Nephron number (Nglom) and size (Vglom) are correlated with risk for chronic cardiovascular and kidney disease and may be predictive of renal allograft viability. Unfortunately, there are no techniques to assess Nglom and Vglom in intact kidneys. This work demonstrates the use of cationized ferritin (CF) as a magnetic resonance imaging (MRI) contrast agent to measure Nglom and Vglom in functioning human kidneys donated to science. The kidneys were obtained from patients with varying levels of cardiovascular and renal disease. CF was intravenously injected into three functioning human kidneys. A fourth naive control kidney was perfused with saline.

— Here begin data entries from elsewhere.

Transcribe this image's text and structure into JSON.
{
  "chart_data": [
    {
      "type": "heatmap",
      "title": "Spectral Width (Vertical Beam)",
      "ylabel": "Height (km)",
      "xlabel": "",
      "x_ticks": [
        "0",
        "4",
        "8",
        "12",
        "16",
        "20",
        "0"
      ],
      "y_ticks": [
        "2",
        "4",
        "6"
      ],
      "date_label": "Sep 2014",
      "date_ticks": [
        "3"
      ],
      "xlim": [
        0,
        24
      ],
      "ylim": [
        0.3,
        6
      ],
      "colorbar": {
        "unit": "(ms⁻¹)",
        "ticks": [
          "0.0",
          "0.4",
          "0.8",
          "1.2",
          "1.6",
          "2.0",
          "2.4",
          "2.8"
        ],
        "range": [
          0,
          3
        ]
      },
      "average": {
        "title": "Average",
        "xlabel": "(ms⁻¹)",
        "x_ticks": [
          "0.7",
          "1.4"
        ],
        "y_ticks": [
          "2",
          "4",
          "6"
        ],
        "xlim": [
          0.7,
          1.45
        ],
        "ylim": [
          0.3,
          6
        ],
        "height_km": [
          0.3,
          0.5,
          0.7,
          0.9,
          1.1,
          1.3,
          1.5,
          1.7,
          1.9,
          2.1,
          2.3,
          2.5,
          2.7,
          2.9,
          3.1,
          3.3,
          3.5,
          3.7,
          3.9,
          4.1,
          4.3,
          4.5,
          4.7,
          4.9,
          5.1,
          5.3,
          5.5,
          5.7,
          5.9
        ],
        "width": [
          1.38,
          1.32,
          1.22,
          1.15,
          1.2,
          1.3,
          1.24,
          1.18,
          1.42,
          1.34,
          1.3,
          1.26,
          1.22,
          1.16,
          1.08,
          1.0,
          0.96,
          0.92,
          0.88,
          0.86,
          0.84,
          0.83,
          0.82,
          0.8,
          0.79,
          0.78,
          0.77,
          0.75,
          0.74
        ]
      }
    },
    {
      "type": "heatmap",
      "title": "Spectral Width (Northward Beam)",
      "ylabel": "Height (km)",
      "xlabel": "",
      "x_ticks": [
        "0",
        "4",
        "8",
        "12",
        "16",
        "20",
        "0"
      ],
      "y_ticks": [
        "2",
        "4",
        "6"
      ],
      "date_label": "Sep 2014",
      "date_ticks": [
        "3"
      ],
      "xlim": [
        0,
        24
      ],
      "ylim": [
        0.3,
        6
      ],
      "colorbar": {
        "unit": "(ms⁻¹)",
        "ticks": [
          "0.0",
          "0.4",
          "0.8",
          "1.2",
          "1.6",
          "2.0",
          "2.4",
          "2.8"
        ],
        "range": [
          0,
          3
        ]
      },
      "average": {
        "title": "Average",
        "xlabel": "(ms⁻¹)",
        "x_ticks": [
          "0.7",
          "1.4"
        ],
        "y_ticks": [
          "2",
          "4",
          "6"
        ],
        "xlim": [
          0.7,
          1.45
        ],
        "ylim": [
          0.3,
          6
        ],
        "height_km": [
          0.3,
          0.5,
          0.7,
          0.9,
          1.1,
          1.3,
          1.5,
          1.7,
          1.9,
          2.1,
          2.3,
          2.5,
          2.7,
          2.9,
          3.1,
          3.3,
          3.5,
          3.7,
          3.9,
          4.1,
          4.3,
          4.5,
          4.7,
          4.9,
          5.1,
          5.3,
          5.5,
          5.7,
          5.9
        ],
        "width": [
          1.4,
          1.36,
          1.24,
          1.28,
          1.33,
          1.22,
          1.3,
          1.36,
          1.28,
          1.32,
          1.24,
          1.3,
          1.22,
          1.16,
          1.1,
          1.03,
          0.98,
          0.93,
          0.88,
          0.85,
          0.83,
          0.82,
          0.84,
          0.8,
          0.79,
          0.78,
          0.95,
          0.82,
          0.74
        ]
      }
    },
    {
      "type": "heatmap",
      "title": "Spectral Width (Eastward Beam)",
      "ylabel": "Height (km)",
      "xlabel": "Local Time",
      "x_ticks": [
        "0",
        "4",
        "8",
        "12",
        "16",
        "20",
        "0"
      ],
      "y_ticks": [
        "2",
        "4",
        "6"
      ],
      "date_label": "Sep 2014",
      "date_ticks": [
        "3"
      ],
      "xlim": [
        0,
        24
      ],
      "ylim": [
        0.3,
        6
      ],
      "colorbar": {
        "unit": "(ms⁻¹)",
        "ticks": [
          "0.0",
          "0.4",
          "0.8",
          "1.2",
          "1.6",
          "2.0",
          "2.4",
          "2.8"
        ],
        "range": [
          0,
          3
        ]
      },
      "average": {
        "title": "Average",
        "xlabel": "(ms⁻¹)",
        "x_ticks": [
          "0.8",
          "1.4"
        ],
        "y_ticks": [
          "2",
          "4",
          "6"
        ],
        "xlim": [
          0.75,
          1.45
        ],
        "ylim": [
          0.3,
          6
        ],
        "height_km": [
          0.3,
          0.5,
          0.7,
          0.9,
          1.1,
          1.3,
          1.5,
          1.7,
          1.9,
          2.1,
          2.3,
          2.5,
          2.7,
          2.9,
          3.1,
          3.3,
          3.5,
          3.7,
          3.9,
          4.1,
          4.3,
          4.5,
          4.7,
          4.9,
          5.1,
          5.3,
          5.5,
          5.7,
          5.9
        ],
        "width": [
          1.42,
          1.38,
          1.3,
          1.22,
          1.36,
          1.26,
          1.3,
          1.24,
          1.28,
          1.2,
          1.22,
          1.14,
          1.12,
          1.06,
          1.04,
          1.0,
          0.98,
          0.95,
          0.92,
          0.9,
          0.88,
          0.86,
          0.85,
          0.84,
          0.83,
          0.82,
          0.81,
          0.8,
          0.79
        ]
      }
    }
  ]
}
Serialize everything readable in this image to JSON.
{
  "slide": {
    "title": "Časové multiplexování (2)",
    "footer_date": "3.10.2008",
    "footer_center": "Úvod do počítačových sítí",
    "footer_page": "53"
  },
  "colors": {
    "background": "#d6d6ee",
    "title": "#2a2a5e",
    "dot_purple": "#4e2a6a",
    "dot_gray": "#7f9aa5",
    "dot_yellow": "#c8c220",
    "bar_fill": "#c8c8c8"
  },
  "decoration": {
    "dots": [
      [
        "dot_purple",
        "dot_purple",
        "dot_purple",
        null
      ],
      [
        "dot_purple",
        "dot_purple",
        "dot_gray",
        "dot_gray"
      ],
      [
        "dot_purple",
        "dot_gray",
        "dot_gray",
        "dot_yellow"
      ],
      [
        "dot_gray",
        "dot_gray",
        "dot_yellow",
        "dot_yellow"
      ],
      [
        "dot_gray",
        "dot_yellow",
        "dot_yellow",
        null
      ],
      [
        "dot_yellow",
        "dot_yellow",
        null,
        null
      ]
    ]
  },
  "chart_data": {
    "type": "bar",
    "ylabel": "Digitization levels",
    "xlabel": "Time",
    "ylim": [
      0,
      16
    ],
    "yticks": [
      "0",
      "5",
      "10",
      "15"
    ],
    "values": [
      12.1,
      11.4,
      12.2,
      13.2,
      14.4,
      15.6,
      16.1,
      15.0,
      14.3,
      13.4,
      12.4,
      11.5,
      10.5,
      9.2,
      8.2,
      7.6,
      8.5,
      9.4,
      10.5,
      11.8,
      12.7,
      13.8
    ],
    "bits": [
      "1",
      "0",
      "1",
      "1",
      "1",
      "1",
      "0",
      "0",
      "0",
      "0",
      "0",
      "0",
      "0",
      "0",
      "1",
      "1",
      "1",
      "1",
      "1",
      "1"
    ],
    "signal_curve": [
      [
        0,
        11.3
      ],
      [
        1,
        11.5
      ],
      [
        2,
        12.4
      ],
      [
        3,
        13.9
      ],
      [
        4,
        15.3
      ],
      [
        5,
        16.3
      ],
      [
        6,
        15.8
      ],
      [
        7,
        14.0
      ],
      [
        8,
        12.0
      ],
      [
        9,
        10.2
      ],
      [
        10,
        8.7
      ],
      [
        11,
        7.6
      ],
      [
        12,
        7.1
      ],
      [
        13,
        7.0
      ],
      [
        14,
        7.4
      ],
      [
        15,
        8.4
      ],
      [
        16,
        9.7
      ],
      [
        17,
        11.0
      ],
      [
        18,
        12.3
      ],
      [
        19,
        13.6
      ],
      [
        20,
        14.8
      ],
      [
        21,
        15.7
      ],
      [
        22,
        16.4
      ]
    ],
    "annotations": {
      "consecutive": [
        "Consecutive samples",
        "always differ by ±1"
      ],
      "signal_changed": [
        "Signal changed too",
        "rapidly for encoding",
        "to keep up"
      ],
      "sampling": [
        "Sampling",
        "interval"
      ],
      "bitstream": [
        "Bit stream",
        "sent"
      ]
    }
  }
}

After fixation, immunofluorescence and electron microscopy confirmed binding of CF to the glomerulus. The intact kidneys were imaged with 3D MRI and CF-labeled glomeruli appeared as punctate spots. Custom software identified, counted, and measured the apparent volumes of CF-labeled glomeruli, with an ~6% false positive rate. These measurements were comparable to stereological estimates. The MRI-based technique yielded a novel whole-kidney distribution of glomerular volumes. Histopathology demonstrated that the distribution of CF-labeled glomeruli may be predictive of glomerular and vascular disease. Variations in CF distribution were quantified using spectral analyses and may be a useful marker of glomerular sclerosis. This is the first report of direct measurement of glomerular number and volume in intact human kidneys.